The on-the-spot gardens would be created on the roof and in the former composing room upstairs, where papers were put together before going to press. The couple plans to knock out a wall so that people on the street or downstairs in the hall would see the plants growing above.

If all goes well, there could also be outdoor dining space where deliveries once occurred in the back, a commercial smoker and other innovations that might attract more of the growing number of food explorers in the region.

Elizabeth Hoffman, the company’s president, said it hasn’t been difficult to sell the concept to investors and others. “Everybody gets it,” she said.

They talked about donating both a fifth of their profits and excess food to local charities, holding free weekly cooking classes for the community, hiring veterans and non-violent people who need a second chance and generally trying to become an integral part of the community they’ve chosen to join.

“This has been a seamless journey for us,” said Bruce Hoffman, a former executive and consultant for a number of major restaurant and other companies who is also a self-described foodie who wants to create something special.

Aside from setting up a small satellite space in Hartford, he said, “we’re not looking anywhere else” except the spot in Bristol.
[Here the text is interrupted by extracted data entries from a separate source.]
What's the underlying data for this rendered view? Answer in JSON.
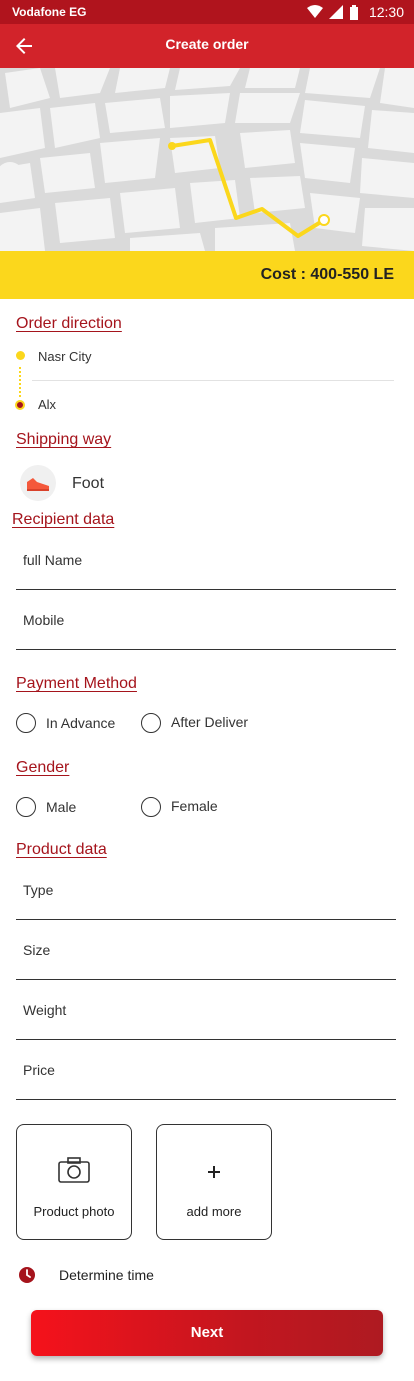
{
  "status_bar": {
    "carrier": "Vodafone EG",
    "time": "12:30"
  },
  "app_bar": {
    "title": "Create order",
    "back_icon": "arrow-left-icon"
  },
  "cost": "Cost : 400-550 LE",
  "colors": {
    "primary": "#d2232a",
    "accent_yellow": "#fbd71c",
    "section_title": "#a5141c"
  },
  "order_direction": {
    "title": "Order direction",
    "from": "Nasr City",
    "to": "Alx"
  },
  "shipping": {
    "title": "Shipping way",
    "method": "Foot",
    "icon": "shoe-icon"
  },
  "recipient": {
    "title": "Recipient data",
    "full_name_placeholder": "full Name",
    "mobile_placeholder": "Mobile"
  },
  "payment": {
    "title": "Payment Method",
    "options": [
      "In Advance",
      "After Deliver"
    ]
  },
  "gender": {
    "title": "Gender",
    "options": [
      "Male",
      "Female"
    ]
  },
  "product": {
    "title": "Product data",
    "type_placeholder": "Type",
    "size_placeholder": "Size",
    "weight_placeholder": "Weight",
    "price_placeholder": "Price",
    "photo_label": "Product photo",
    "add_more_label": "add more"
  },
  "determine_time": "Determine time",
  "next_label": "Next"
}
He praised Malley, Mayor Ken Cockayne and city officials who have worked with him to get the project this far. He said he didn’t run across any of the regulatory or other obstacles that made Hartford a difficult place to open anything.

“The city has just been phenomenal,” Hoffman said. “You feel welcome.”

Standing on the roof of the old Press, overlooking space where mini-citrus trees may be growing a year from now, Cockayne said the ThymeShare concept is an exciting one that may help spur additional growth in the city center.

Hoffman, Malley and Cockayne said they anticipate it will spin off restaurants and trained workers who may well land in the immediate neighborhood, where there’s lots of space and reasonable rents.